What is self-documenting code and can it replace well documented code?

In my opinion, any code should be self-documenting. In good, self-documented code, you don't have to explain every single line because every identifier (variable, method, class) has a clear semantic name. Having more comments than necessary actually makes it harder (!) to read the code, so if your colleague

  • writes documentation comments (Doxygen, JavaDoc, XML comments etc.) for every class, member, type and method AND
  • clearly comments any parts of the code that are not self-documenting AND
  • writes a comment for each block of code that explains the intent, or what the code does on a higher abstraction level (i.e. find all files larger than 10 MB instead of loop through all files in a directory, test if file size is larger than 10 MB, yield return if true)

his code and documentation is fine, in my opinion. Note that self-documented code does not mean that there should be no comments, but only that there should be no unnecessary comments. The thing is, however, that by reading the code (including comments and documentation comments) should yield an immediate understanding of what the code does and why. If the "self-documenting" code takes longer to understand than commented code, it is not really self-documenting.


Well, since this is about comments and code, let's look at some actual code. Compare this typical code:

float a, b, c; a=9.81; b=5; c= .5*a*(b^2);

To this self-documenting code, which shows what is being done:

const float gravitationalForce = 9.81;
float timeInSeconds = 5;
float displacement = (1 / 2) * gravitationalForce * (timeInSeconds ^ 2);

And then to this documented code, which better explains why it is being done:

/* compute displacement with Newton's equation x = vₒt + ½at² */
const float gravitationalForce = 9.81;
float timeInSeconds = 5;
float displacement = (1 / 2) * gravitationalForce * (timeInSeconds ^ 2);

And the final version of code as documentation with zero comments needed:

float computeDisplacement(float timeInSeconds) {
    const float gravitationalForce = 9.81;
    float displacement = (1 / 2) * gravitationalForce * (timeInSeconds ^ 2);
    return displacement;
}

Here's an example of a poor commenting style:

const float a = 9.81; //gravitational force
float b = 5; //time in seconds
float c = (1/2)*a*(b^2) //multiply the time and gravity together to get displacement.

In the last example, comments are used when variables should have been descriptively named instead, and the results of an operation are summarized when we can clearly see what the operation is.
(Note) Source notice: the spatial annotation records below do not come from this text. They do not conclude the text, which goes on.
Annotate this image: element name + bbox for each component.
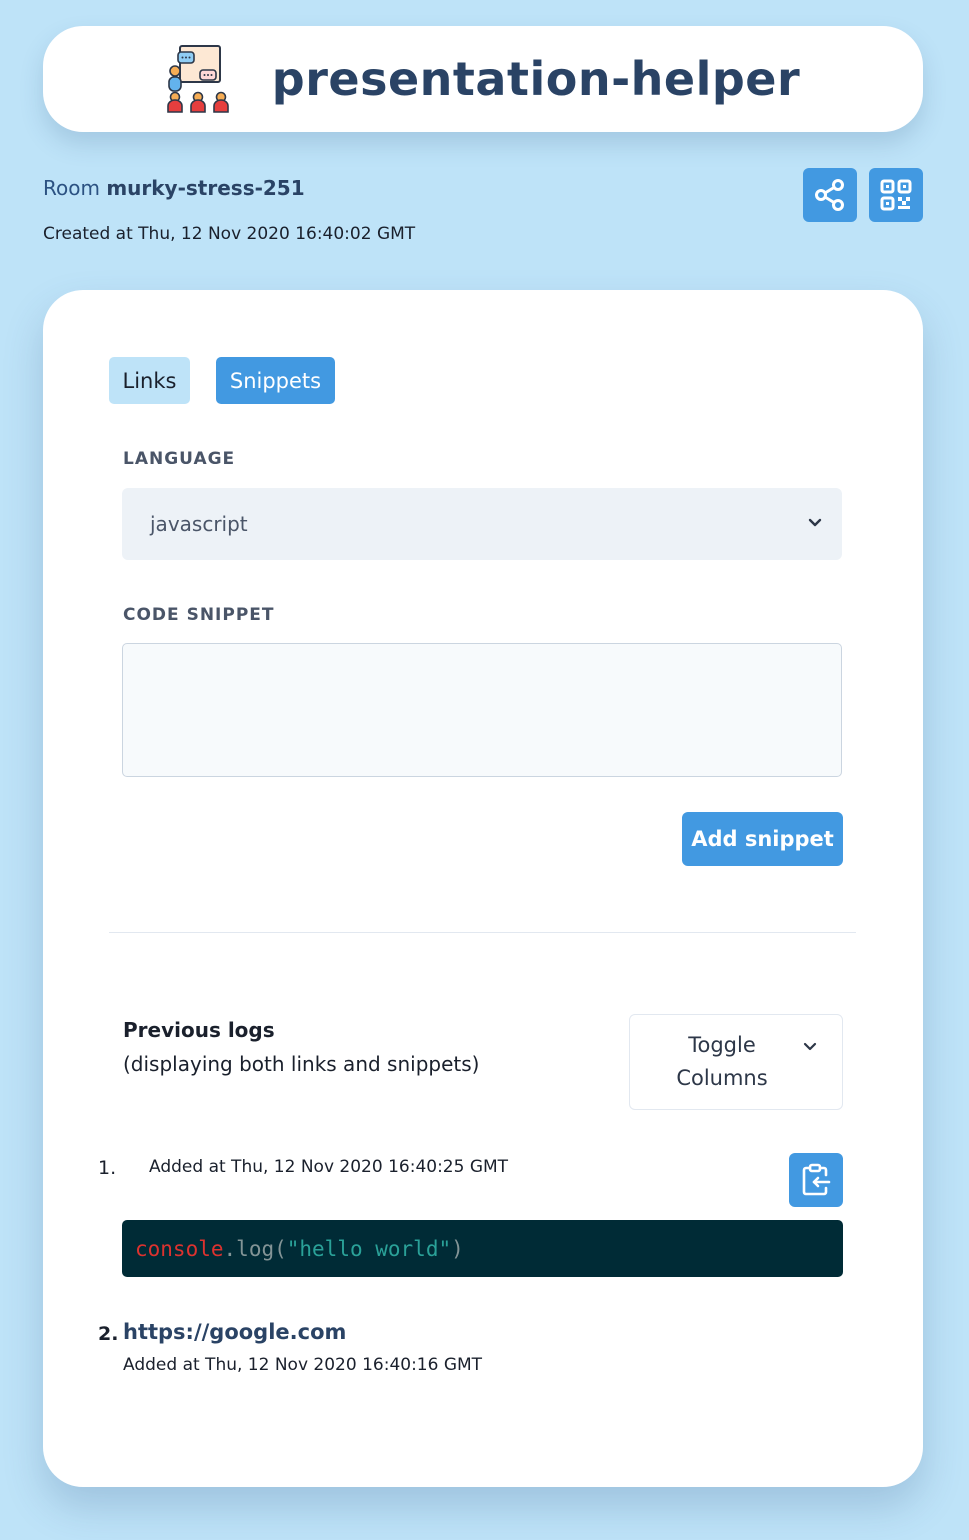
qr-code-button[interactable]: [869, 168, 923, 222]
app-title: presentation-helper: [271, 52, 801, 106]
share-icon: [815, 179, 844, 211]
language-label: LANGUAGE: [123, 449, 236, 469]
log-entry-number: 2.: [98, 1323, 119, 1345]
chevron-down-icon: [803, 1042, 817, 1051]
snippet-panel: Links Snippets LANGUAGE javascript CODE …: [43, 290, 923, 1487]
room-created-at: Created at Thu, 12 Nov 2020 16:40:02 GMT: [43, 224, 416, 244]
code-token-object: console: [135, 1236, 224, 1261]
room-prefix: Room: [43, 176, 100, 200]
toggle-columns-button[interactable]: Toggle Columns: [629, 1014, 843, 1110]
code-snippet-display: console. log("hello world"): [122, 1220, 843, 1277]
language-select-value: javascript: [150, 512, 248, 536]
previous-logs-subtitle: (displaying both links and snippets): [123, 1052, 480, 1076]
code-snippet-input[interactable]: [122, 643, 842, 777]
room-info: Room murky-stress-251: [43, 176, 305, 200]
room-name: murky-stress-251: [106, 176, 305, 200]
log-entry-number: 1.: [98, 1157, 117, 1179]
copy-snippet-button[interactable]: [789, 1153, 843, 1207]
code-token-method: log(: [236, 1236, 287, 1261]
share-button[interactable]: [803, 168, 857, 222]
clipboard-copy-icon: [802, 1163, 831, 1196]
previous-logs-title: Previous logs: [123, 1018, 275, 1042]
add-snippet-button[interactable]: Add snippet: [682, 812, 843, 866]
tab-links[interactable]: Links: [109, 357, 190, 404]
log-entry-timestamp: Added at Thu, 12 Nov 2020 16:40:16 GMT: [123, 1355, 483, 1375]
code-token-close: ): [451, 1236, 464, 1261]
log-entry-link[interactable]: https://google.com: [123, 1320, 346, 1344]
code-token-string: "hello world": [286, 1236, 452, 1261]
qr-code-icon: [880, 179, 912, 211]
chevron-down-icon: [808, 518, 822, 527]
app-header: presentation-helper: [43, 26, 923, 132]
tab-snippets[interactable]: Snippets: [216, 357, 335, 404]
presentation-people-icon: [166, 45, 229, 113]
toggle-columns-label: Toggle Columns: [676, 1033, 768, 1090]
language-select[interactable]: javascript: [122, 488, 842, 560]
log-entry-timestamp: Added at Thu, 12 Nov 2020 16:40:25 GMT: [149, 1157, 509, 1177]
code-snippet-label: CODE SNIPPET: [123, 605, 275, 625]
code-token-dot: .: [223, 1236, 237, 1261]
section-divider: [109, 932, 856, 933]
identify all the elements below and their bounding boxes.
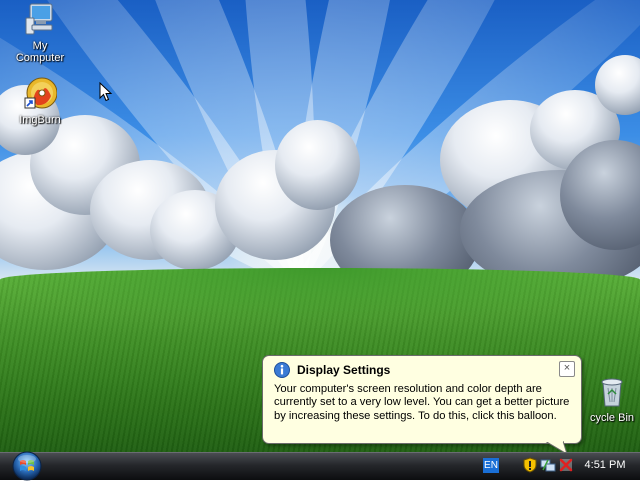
close-button[interactable]: ×: [559, 361, 575, 377]
taskbar-clock[interactable]: 4:51 PM: [580, 458, 630, 473]
recycle-bin-icon: [601, 378, 623, 407]
desktop-icon-my-computer[interactable]: My Computer: [4, 2, 76, 64]
desktop-icon-label: Computer: [15, 52, 65, 64]
imgburn-icon: [24, 77, 58, 109]
mouse-cursor-icon: [99, 82, 113, 102]
network-error-icon[interactable]: [558, 457, 574, 473]
display-settings-balloon[interactable]: Display Settings × Your computer's scree…: [262, 355, 582, 444]
info-icon: [274, 362, 290, 378]
network-icon[interactable]: [540, 457, 556, 473]
desktop-icon-label: ImgBurn: [19, 114, 61, 126]
balloon-title: Display Settings: [297, 363, 391, 377]
desktop-icon-recycle-bin[interactable]: cycle Bin: [576, 376, 640, 424]
computer-icon: [25, 3, 53, 35]
windows-start-orb[interactable]: [10, 451, 44, 481]
desktop-icon-label: cycle Bin: [589, 412, 635, 424]
balloon-message: Your computer's screen resolution and co…: [274, 383, 570, 422]
language-indicator[interactable]: EN: [483, 458, 499, 473]
cloud: [275, 120, 360, 210]
security-shield-icon[interactable]: [522, 457, 538, 473]
desktop-icon-imgburn[interactable]: ImgBurn: [4, 76, 76, 126]
desktop-icon-label: My: [32, 40, 48, 52]
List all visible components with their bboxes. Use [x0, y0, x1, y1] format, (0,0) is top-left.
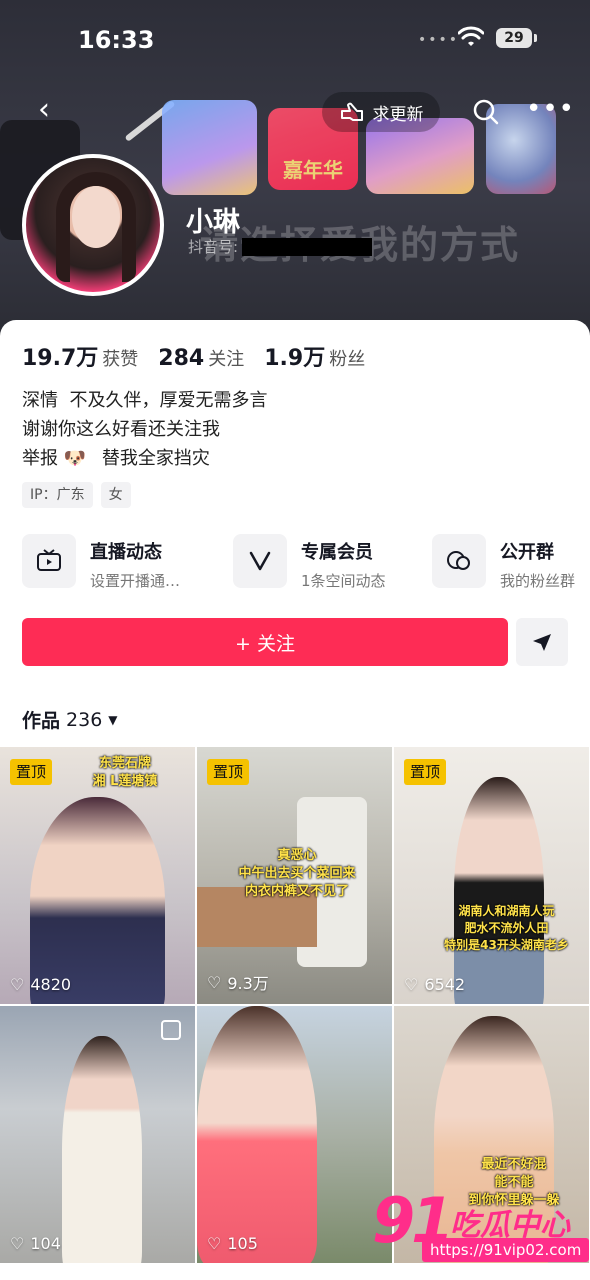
video-4-person	[62, 1036, 142, 1263]
watermark-logo: 91 吃瓜中心 https://91vip02.com	[372, 1184, 590, 1266]
stat-likes-label: 获赞	[102, 349, 139, 370]
feature-live[interactable]: 直播动态 设置开播通…	[22, 534, 180, 594]
video-3-likes: ♡ 6542	[404, 975, 465, 994]
pinned-badge: 置顶	[10, 759, 53, 785]
heart-icon: ♡	[10, 1234, 25, 1253]
douyin-id: 抖音号:	[188, 236, 373, 257]
video-4-likes-count: 104	[30, 1234, 61, 1253]
wifi-icon	[458, 26, 484, 46]
ip-tag: IP：广东	[22, 482, 93, 508]
feature-group-title: 公开群	[500, 542, 554, 563]
profile-page: 嘉年华 请选择爱我的方式 16:33 •••• 29 ‹ 求更新 ••• 小琳 …	[0, 0, 590, 1280]
bio-line-3-b: 替我全家挡灾	[101, 448, 210, 469]
caret-down-icon: ▼	[108, 712, 118, 727]
avatar[interactable]	[22, 154, 164, 296]
stats-row: 19.7万 获赞 284 关注 1.9万 粉丝	[22, 340, 365, 372]
stat-following[interactable]: 284 关注	[158, 345, 244, 371]
pinned-badge: 置顶	[207, 759, 250, 785]
stat-followers-label: 粉丝	[329, 349, 366, 370]
feature-member-title: 专属会员	[301, 542, 373, 563]
follow-button[interactable]: + 关注	[22, 618, 508, 666]
watermark-url: https://91vip02.com	[422, 1238, 590, 1262]
video-2-likes-count: 9.3万	[227, 974, 269, 993]
feature-group[interactable]: 公开群 我的粉丝群	[432, 534, 575, 594]
heart-icon: ♡	[207, 1234, 222, 1253]
search-icon[interactable]	[466, 92, 506, 132]
bio-line-3-a: 举报	[22, 448, 58, 469]
more-icon[interactable]: •••	[526, 92, 574, 132]
status-bar: 16:33 •••• 29	[0, 0, 590, 80]
share-button[interactable]	[516, 618, 568, 666]
stat-likes: 19.7万 获赞	[22, 340, 138, 372]
stat-likes-value: 19.7万	[22, 346, 99, 371]
stat-followers-value: 1.9万	[264, 346, 326, 371]
stat-following-value: 284	[158, 346, 205, 371]
douyin-id-redacted	[242, 237, 373, 256]
profile-card: 19.7万 获赞 284 关注 1.9万 粉丝 深情 不及久伴，厚爱无需多言 谢…	[0, 320, 590, 750]
video-1-likes-count: 4820	[30, 975, 72, 994]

I would prefer the self-documented second example to this any day, and perhaps that is what your friend is talking about when he says self-documented code.

I would say that it depends on the context of what you are doing. To me, the self-documented code is probably sufficient in this case, but a comment detailing the methodology behind what is behind done (in this example, the equation) is also useful.